Les vagues qui secouent les marchés partout sur la planète font peur aux consommateurs canadiens, qui risquent d'être de plus en plus nombreux à cocher la case «taux fixe» lorsqu'il s'agit de négocier leur hypothèque.

Les vagues qui secouent les marchés partout sur la planète font peur aux consommateurs canadiens, qui risquent d'être de plus en plus nombreux à cocher la case «taux fixe» lorsqu'il s'agit de négocier leur hypothèque.

«Le variable a été très populaire dans la dernière année, mais là, les consommateurs vont aller vers le fixe. Ça bouge trop, les gens sont inquiets», dit Lorraine Trudeau, directrice des Centres de prêts chez Multi-prêts, une firme de courtiers hypothécaires.

Lundi, la Banque TD a annoncé qu'elle haussait de 1% les taux de ses prêts hypothécaires à taux variables, un signal a déjà été suivi par quelques institutions financières et devrait se généraliser, de l'avis des courtiers et des économistes.

Valérie Sauvé, courtière hypothécaire pour Intelligence Hypothécaire, qualifie la hausse «d'étonnante». «On s'attendait à 0,25% ou 0,50%. Mais 1%, c'est important.»

Selon elle, les taux variables, populaires jusqu'à hier, risquent d'en prendre pour leur grade auprès de ceux qui négocient une nouvelle hypothèque.

«Ça devient soudain un produit beaucoup moins intéressant. Je ne peux pas dire que le produit variable est complètement mort, mais c'est sûr que c'est très insécurisant pour les clients.»

Du jamais vu

Pour les économistes, la hausse des taux hypothécaires est une anomalie dans le contexte où le dernier mouvement du taux directeur au Canada, au printemps dernier, était vers le bas.

«C'est la première fois qu'on voit ça, dit Clément Gignac, économiste en chef et stratège à la Banque Nationale. Des baisses de taux directeurs qui se traduisent par une hausse de l'hypothèque de monsieur et madame Tout-le-Monde, moi je n'ai jamais vu ça. Jamais, jamais, jamais.»

Pour M. Gignac, la récente hausse des taux hypothécaires est un signe. «Ça veut dire que ça va mal à la shop au niveau de la transmission de la politique monétaire.»

Le responsable est évidemment la crise de liquidités. Les banques, qui font face à des coûts de financement sans cesse croissants, finissent par refiler les coûts à leurs clients via les taux hypothécaires.

«Une banque, ça fait du profit en empruntant à court terme et en prêtant à long terme», résume Martin Lefebvre, économiste principal au Mouvement Desjardins. Si emprunter à court terme coûte plus cher mais que la banque prête aux mêmes taux, l'équation ne tient plus... d'où les augmentations de taux.

Dans la boule de cristal

Mais pour ceux qui se magasinent une hypothèque, la question à cent mille dollars est bien simple: les taux vont-ils monter ou descendre?

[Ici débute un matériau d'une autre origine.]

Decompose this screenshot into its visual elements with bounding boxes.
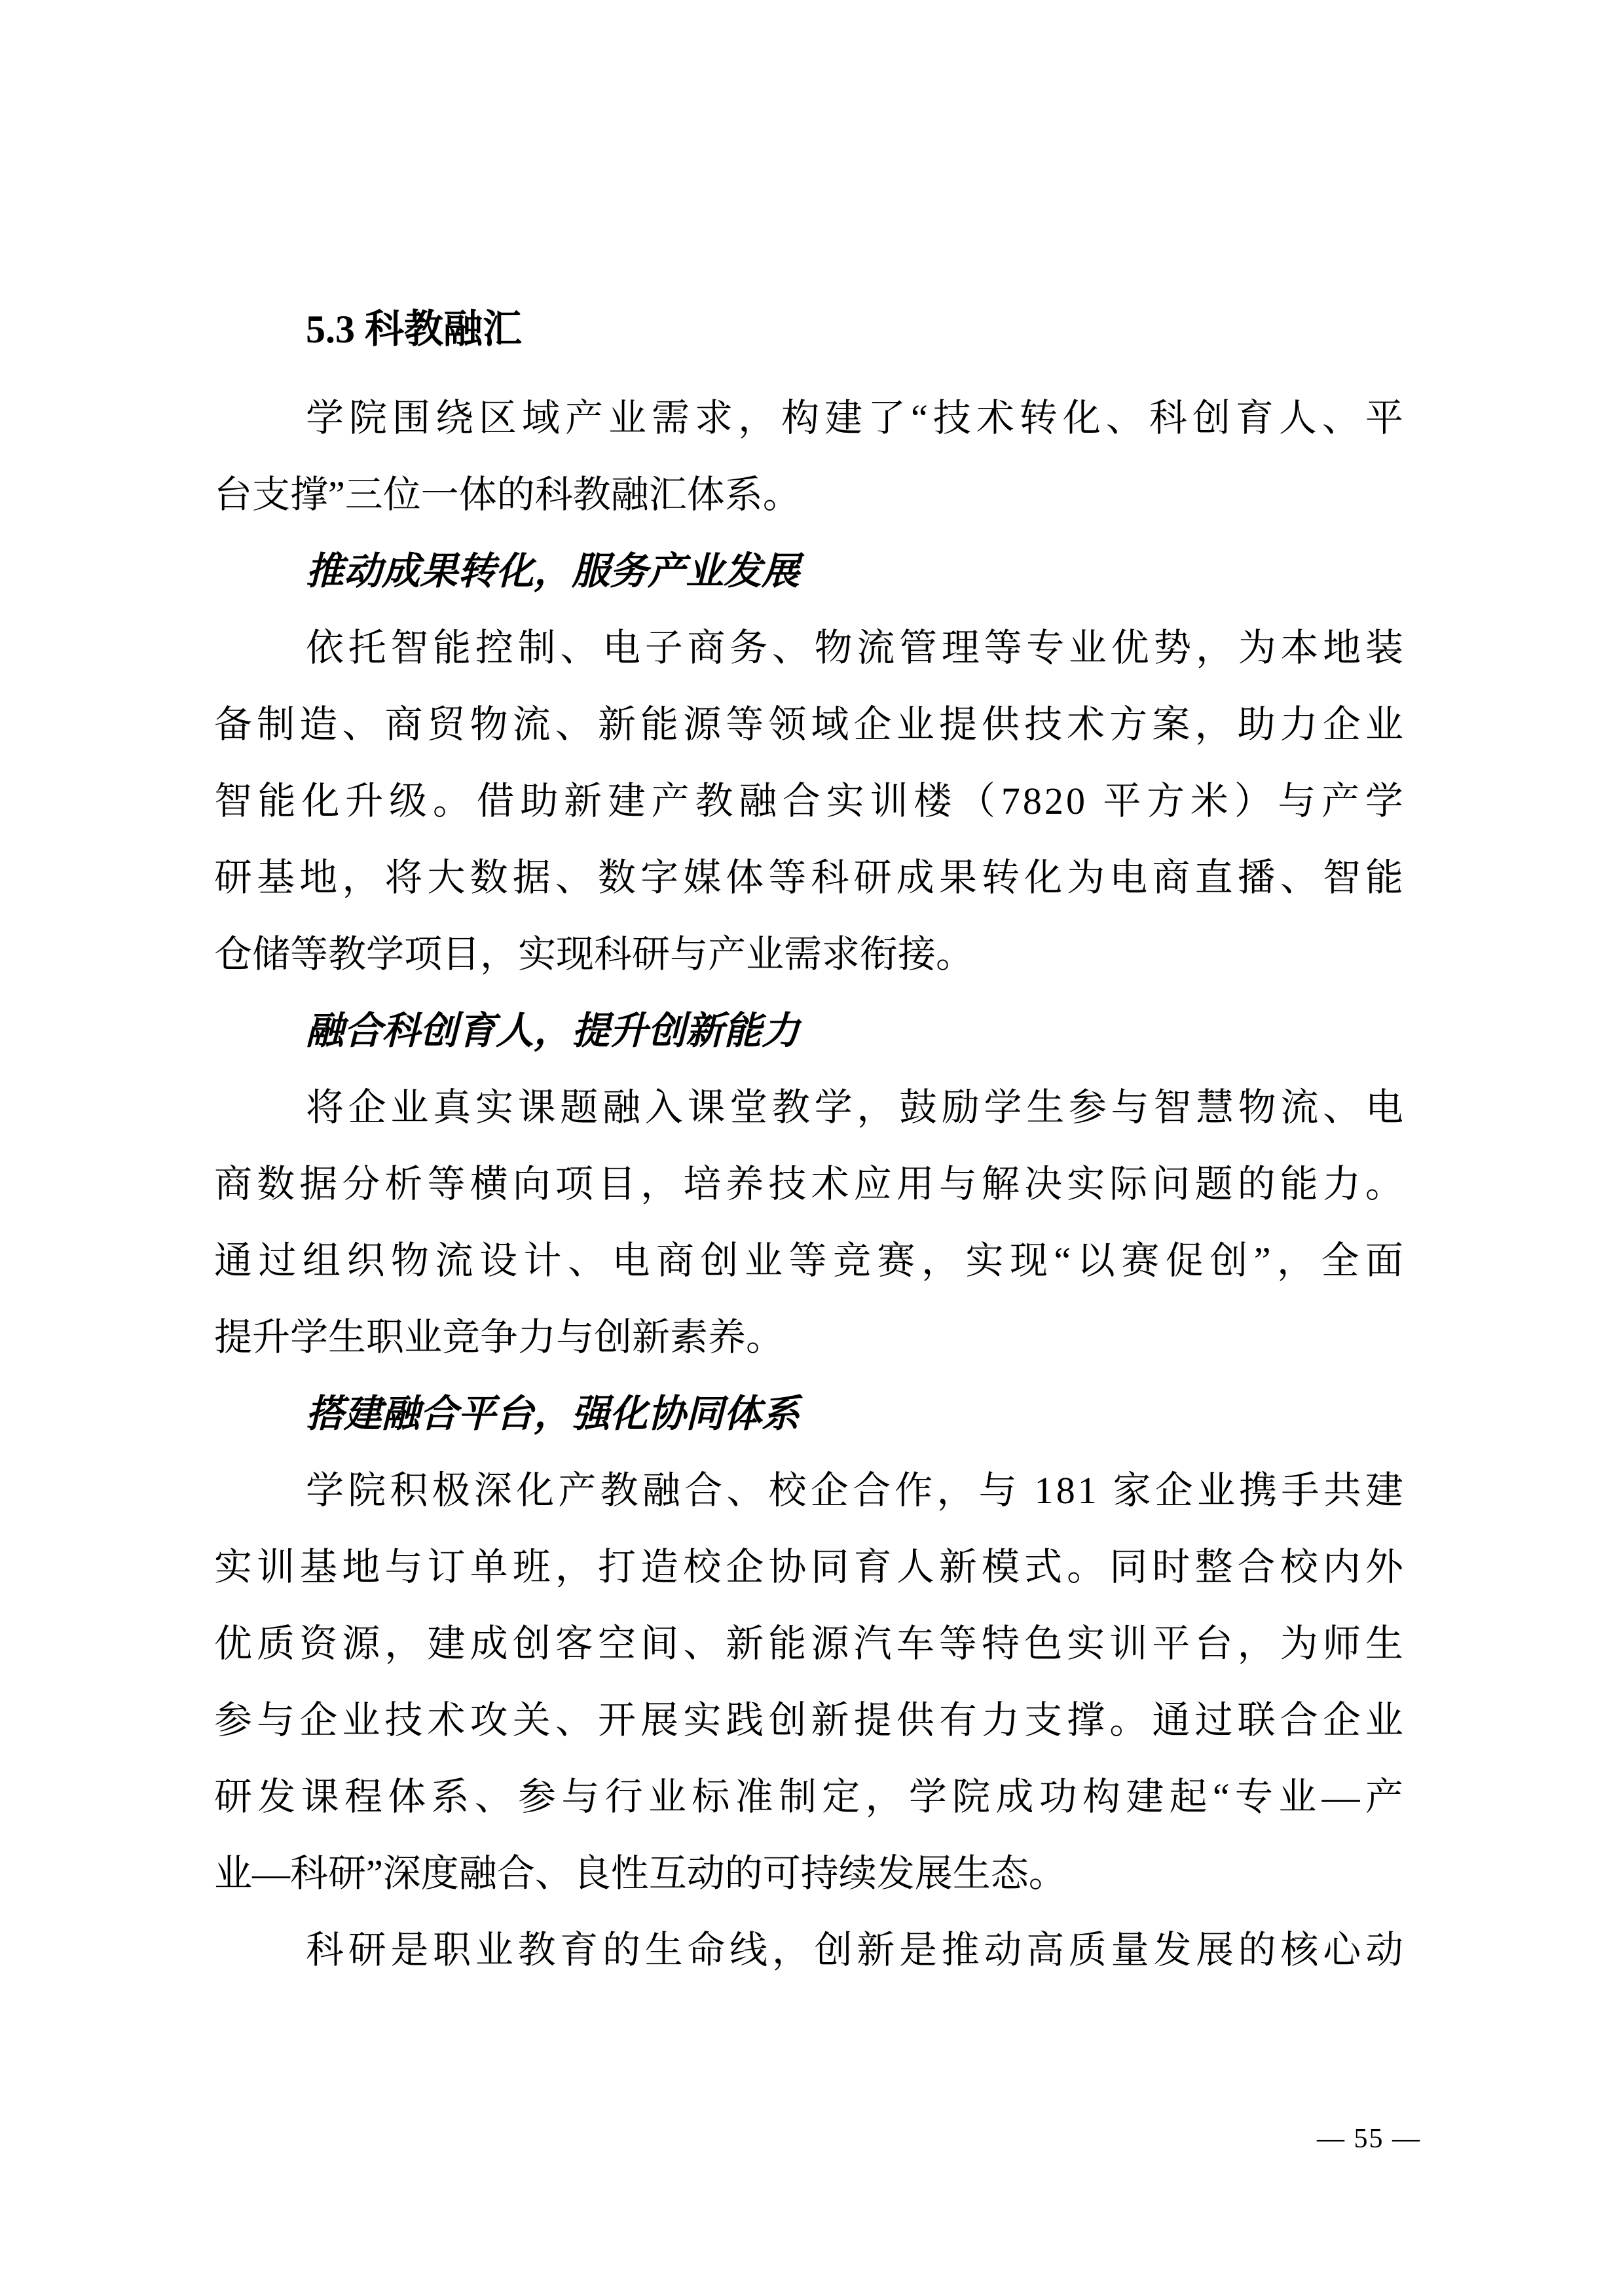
subheading-block: 推动成果转化，服务产业发展	[214, 533, 1406, 610]
paragraph-line: 业—科研”深度融合、良性互动的可持续发展生态。	[214, 1835, 1406, 1912]
page-content: 5.3 科教融汇 学院围绕区域产业需求，构建了“技术转化、科创育人、平 台支撑”…	[214, 291, 1406, 1988]
paragraph: 学院围绕区域产业需求，构建了“技术转化、科创育人、平 台支撑”三位一体的科教融汇…	[214, 380, 1406, 533]
paragraph-line: 台支撑”三位一体的科教融汇体系。	[214, 456, 1406, 533]
subsection-title: 推动成果转化，服务产业发展	[214, 533, 1406, 610]
paragraph-line: 依托智能控制、电子商务、物流管理等专业优势，为本地装	[214, 610, 1406, 686]
paragraph-line: 科研是职业教育的生命线，创新是推动高质量发展的核心动	[214, 1912, 1406, 1988]
subsection-title: 搭建融合平台，强化协同体系	[214, 1376, 1406, 1452]
paragraph-line: 优质资源，建成创客空间、新能源汽车等特色实训平台，为师生	[214, 1605, 1406, 1682]
paragraph-line: 智能化升级。借助新建产教融合实训楼（7820 平方米）与产学	[214, 763, 1406, 839]
paragraph-line: 将企业真实课题融入课堂教学，鼓励学生参与智慧物流、电	[214, 1069, 1406, 1146]
subheading-block: 融合科创育人，提升创新能力	[214, 993, 1406, 1069]
paragraph-line: 学院积极深化产教融合、校企合作，与 181 家企业携手共建	[214, 1452, 1406, 1529]
subheading-block: 搭建融合平台，强化协同体系	[214, 1376, 1406, 1452]
paragraph: 科研是职业教育的生命线，创新是推动高质量发展的核心动	[214, 1912, 1406, 1988]
paragraph-line: 研发课程体系、参与行业标准制定，学院成功构建起“专业—产	[214, 1758, 1406, 1835]
paragraph-line: 仓储等教学项目，实现科研与产业需求衔接。	[214, 916, 1406, 993]
page-number: — 55 —	[1317, 2125, 1421, 2153]
paragraph: 依托智能控制、电子商务、物流管理等专业优势，为本地装 备制造、商贸物流、新能源等…	[214, 610, 1406, 993]
paragraph-line: 提升学生职业竞争力与创新素养。	[214, 1299, 1406, 1376]
paragraph-line: 商数据分析等横向项目，培养技术应用与解决实际问题的能力。	[214, 1146, 1406, 1222]
paragraph: 学院积极深化产教融合、校企合作，与 181 家企业携手共建 实训基地与订单班，打…	[214, 1452, 1406, 1912]
paragraph: 将企业真实课题融入课堂教学，鼓励学生参与智慧物流、电 商数据分析等横向项目，培养…	[214, 1069, 1406, 1376]
section-heading: 5.3 科教融汇	[214, 291, 1406, 368]
document-page: 5.3 科教融汇 学院围绕区域产业需求，构建了“技术转化、科创育人、平 台支撑”…	[0, 0, 1624, 2296]
paragraph-line: 研基地，将大数据、数字媒体等科研成果转化为电商直播、智能	[214, 839, 1406, 916]
paragraph-line: 备制造、商贸物流、新能源等领域企业提供技术方案，助力企业	[214, 686, 1406, 763]
paragraph-line: 参与企业技术攻关、开展实践创新提供有力支撑。通过联合企业	[214, 1682, 1406, 1758]
paragraph-line: 学院围绕区域产业需求，构建了“技术转化、科创育人、平	[214, 380, 1406, 456]
subsection-title: 融合科创育人，提升创新能力	[214, 993, 1406, 1069]
paragraph-line: 通过组织物流设计、电商创业等竞赛，实现“以赛促创”，全面	[214, 1222, 1406, 1299]
paragraph-line: 实训基地与订单班，打造校企协同育人新模式。同时整合校内外	[214, 1529, 1406, 1605]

«Difficile à dire, répond Yvan Fontaine, premier vice-président et cochef de l'investissement chez Addenda Capital. On est dans le pire de la crise du crédit, et les lendemains sont difficiles à prévoir.»

Les taux hypothécaires devraient continuer d'être tiraillés entre deux forces contraires au cours des prochains mois: la politique d'assouplissement monétaire qui devrait normalement les faire descendre, et la crise de liquidité qui prend les institutions financières à la gorge et les pousse à hausser les taux.

Qui gagnera la lutte? Dans sa boule de cristal, Mathieu d'Anjou, économiste senior au Mouvement Desjardins, voit une baisse graduelle des taux jusqu'au milieu de l'année 2009, suivi d'une remontée par la suite.

M. Fontaine, d'Addenda Capital, tient à peu près le même discours. À son avis, quelqu'un qui peut se permettre de continuer ses paiements hypothécaires même si les taux grimpent peut prendre le risque de parier sur une baisse des taux et renouveler son hypothèque à court terme... et assumer la facture si jamais la crise du crédit vient jouer les troubles fêtes.